Porto is a Portugal’s second-largest city

Portugal’s second-largest city, Porto, is dramatically situated at the mouth of the Rio Douro, its old quarters scrambling up the rocky north bank in tangled tiers. As the de facto capital of the north, it’s the hub of the region’s road and railway system, and while you can’t quite avoid it on any trip to the north of the country, nor would you want to. It’s a massively atmospheric place, almost Dickensian in parts, well worth a couple of days of your time – more if you plan to make a serious attempt at touring the portwine lodges of Vila Nova de Gaia, across the river. The coast north and south of Porto is an acquired taste, more for locals than tourists, but the pretty town of Vila do Conde, 45 minutes to the north, offers a taste of what’s to come as you head into the Minho.

Inevitably, it’s the Rio Douro (“River of Gold”) that dominates almost every aspect of this region, winding for over 200km from the Spanish border to the sea, with port wine lodges and tiny villages dotted above the intricately terraced hillsides. It was once a wild and unpredictable river, though after the portproducing area was first demarcated in the eighteenth century, engineering works soon tamed the worst of the rapids and opened up the Douro for trade. The railway reached the Spanish border by the end of the nineteenth century, with the three narrow-gauge branch lines up the river’s tributaries completed by 1910, while the building of hydroelectric dams and locks along the river’s length in the 1970s and 1980s turned the Douro into a series of navigable ribbon lakes – it’s now possible to cruise all the way from Porto to Barca d’Alva on the Spanish border.

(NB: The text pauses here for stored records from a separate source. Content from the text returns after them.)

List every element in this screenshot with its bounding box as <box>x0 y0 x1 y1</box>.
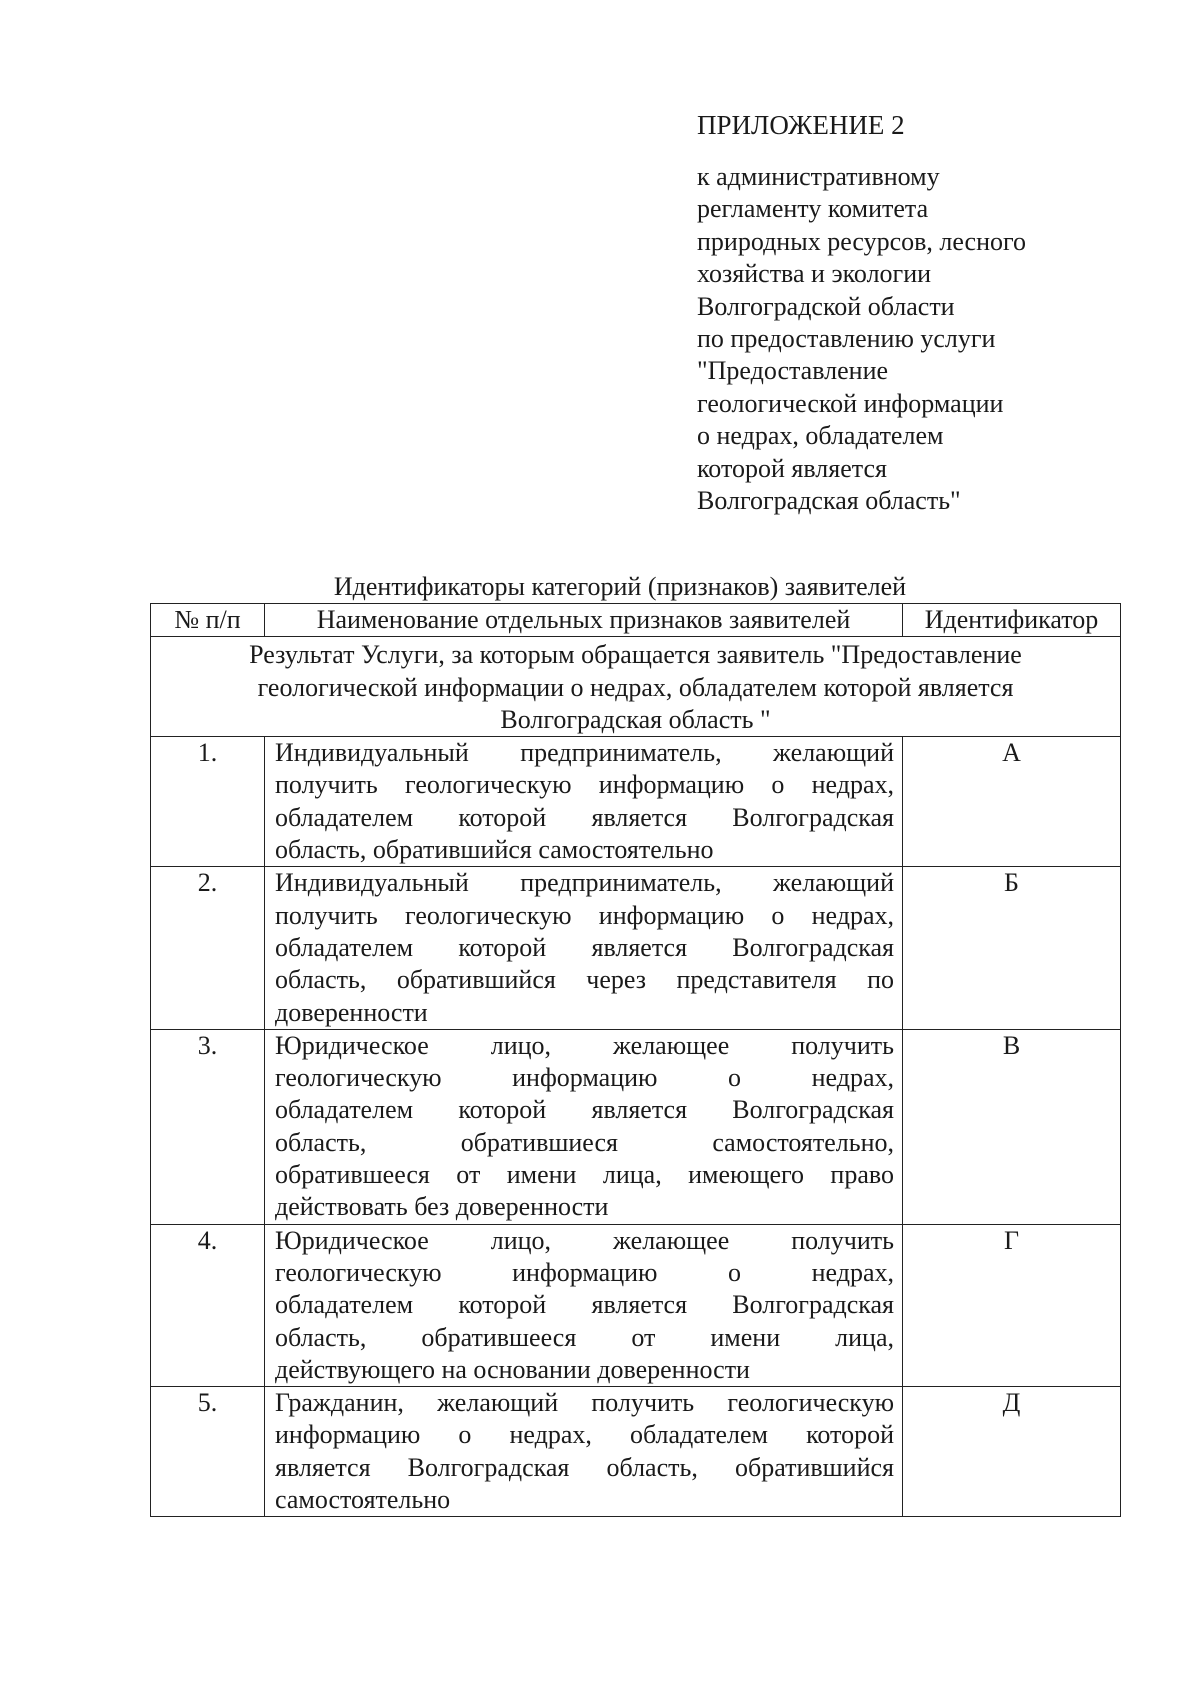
description-line: Индивидуальный предприниматель, желающий <box>275 868 894 898</box>
appendix-line: по предоставлению услуги <box>697 324 996 354</box>
description-line: обратившееся от имени лица, имеющего право <box>275 1160 894 1190</box>
row-number: 2. <box>151 867 265 1029</box>
appendix-line: Волгоградская область" <box>697 486 961 516</box>
row-description <box>265 737 903 867</box>
table-caption: Идентификаторы категорий (признаков) заявителей <box>333 572 907 601</box>
appendix-line: геологической информации <box>697 388 1004 418</box>
table-row <box>151 867 1121 1029</box>
appendix-line: природных ресурсов, лесного <box>697 226 1027 256</box>
appendix-line: "Предоставление <box>697 356 889 386</box>
applicant-categories-table <box>150 603 1121 1517</box>
header-number: № п/п <box>151 604 265 637</box>
header-name: Наименование отдельных признаков заявителей <box>265 604 903 637</box>
appendix-line: хозяйства и экологии <box>697 259 932 289</box>
table-row <box>151 1029 1121 1224</box>
row-description <box>265 1224 903 1386</box>
description-line: Юридическое лицо, желающее получить <box>275 1030 894 1060</box>
appendix-line: которой является <box>697 453 887 483</box>
row-number: 1. <box>151 737 265 867</box>
description-line: область, обратившийся самостоятельно <box>275 835 714 865</box>
row-number: 4. <box>151 1224 265 1386</box>
appendix-block <box>697 107 1137 517</box>
description-line: обладателем которой является Волгоградская <box>275 1095 894 1125</box>
row-identifier: Г <box>903 1224 1121 1386</box>
description-line: действующего на основании доверенности <box>275 1354 750 1384</box>
description-line: доверенности <box>275 997 428 1027</box>
row-number: 3. <box>151 1029 265 1224</box>
description-line: Юридическое лицо, желающее получить <box>275 1225 894 1255</box>
description-line: самостоятельно <box>275 1485 451 1515</box>
row-identifier: В <box>903 1029 1121 1224</box>
row-description <box>265 1387 903 1517</box>
description-line: является Волгоградская область, обратившийся <box>275 1452 894 1482</box>
table-header-row <box>151 604 1121 637</box>
description-line: действовать без доверенности <box>275 1192 609 1222</box>
table-row <box>151 1387 1121 1517</box>
description-line: область, обратившиеся самостоятельно, <box>275 1127 894 1157</box>
description-line: обладателем которой является Волгоградская <box>275 1290 894 1320</box>
row-identifier: Б <box>903 867 1121 1029</box>
appendix-line: о недрах, обладателем <box>697 421 944 451</box>
description-line: область, обратившийся через представителя по <box>275 965 894 995</box>
service-result-cell: Результат Услуги, за которым обращается заявитель "Предоставление геологической информации о недрах, обладателем которой является Волгоградская область " <box>151 637 1121 737</box>
row-identifier: Д <box>903 1387 1121 1517</box>
appendix-line: регламенту комитета <box>697 194 929 224</box>
description-line: геологическую информацию о недрах, <box>275 1257 894 1287</box>
description-line: Гражданин, желающий получить геологическую <box>275 1388 894 1418</box>
table-row <box>151 1224 1121 1386</box>
description-line: обладателем которой является Волгоградская <box>275 932 894 962</box>
description-line: обладателем которой является Волгоградская <box>275 802 894 832</box>
appendix-line: к административному <box>697 162 940 191</box>
row-number: 5. <box>151 1387 265 1517</box>
description-line: область, обратившееся от имени лица, <box>275 1322 894 1352</box>
header-identifier: Идентификатор <box>903 604 1121 637</box>
description-line: Индивидуальный предприниматель, желающий <box>275 738 894 768</box>
result-row <box>151 637 1121 737</box>
appendix-title: ПРИЛОЖЕНИЕ 2 <box>697 110 905 140</box>
row-identifier: А <box>903 737 1121 867</box>
description-line: получить геологическую информацию о недрах, <box>275 900 894 930</box>
row-description <box>265 867 903 1029</box>
row-description <box>265 1029 903 1224</box>
description-line: получить геологическую информацию о недрах, <box>275 770 894 800</box>
description-line: геологическую информацию о недрах, <box>275 1063 894 1093</box>
table-row <box>151 737 1121 867</box>
description-line: информацию о недрах, обладателем которой <box>275 1420 894 1450</box>
appendix-line: Волгоградской области <box>697 291 955 321</box>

The finest sections of the river are well to the east of Porto and the main route out of the city instead follows the N15 or much faster A4 motorway to the vinho verde-producing towns of Penafiel and Amarante. The latter is perhaps the single most attractive town in the region, set on the lazy tributary of the Rio Tâmega – the first of the Douro’s splendid branch train lines runs up the valley here from the main-line station at Livração, about 60km from Porto. The Douro train line itself shadows the motorway from Porto and passes close to Penafiel, but shortly after Livração the line finally turns south to reach the Rio Douro and then heads upstream. The rough halfway point is marked by the commercial port wine town and cruise centre of Peso da Régua, the capital of Alto Douro (“Upper Douro”) province – it’s also the starting point of the Corgo branch train line to Vila Real in Trás-os-Montes . Just to the south of Régua, a slight detour can take in the delightful Baroque pilgrimage town of Lamego, home of Portugal’s champagne-like wine, Raposeira, and the fascinating churches and historic buildings of its littleexplored surroundings.

Beyond Régua starts the Terra Quente (hot lands) where the landscape becomes more noticeably Mediterranean, and where you begin increasingly to see the characteristic terraced Douro vineyards. They’re seen at their best in August, with the grapes ripening, and in September, when the harvest has begun and leaves take on beautiful shades of gold and red. Régua also marks the point at which the Douro train line turns from a good route into a great one, sticking closely to the river from then on, cutting into the rock face and crisscrossing the water on a series of rickety bridges. It’s one of those journeys that requires no other justification, though the idyllically set port wine town of Pinhão makes a tempting overnight stop, while from the rail junction of Tua, a little further east, carriages toil up the scenic Tua valley branch line to Mirandela in Trás-os-Montes . The main line hugs the river as far as its terminus at Pocinho, though the Douro river still has a way to go in Portugal, winding on to the border at Barca d’Alva. However, following the uppermost reaches of the Portuguese Douro is impossible by road beyond Pinhão, with the N222 finally veering well south of the river to reach the extraordinary collection of outdoor palaeolithic rock engravings near the otherwise unremarkable town of Vila Nova de Foz Côa.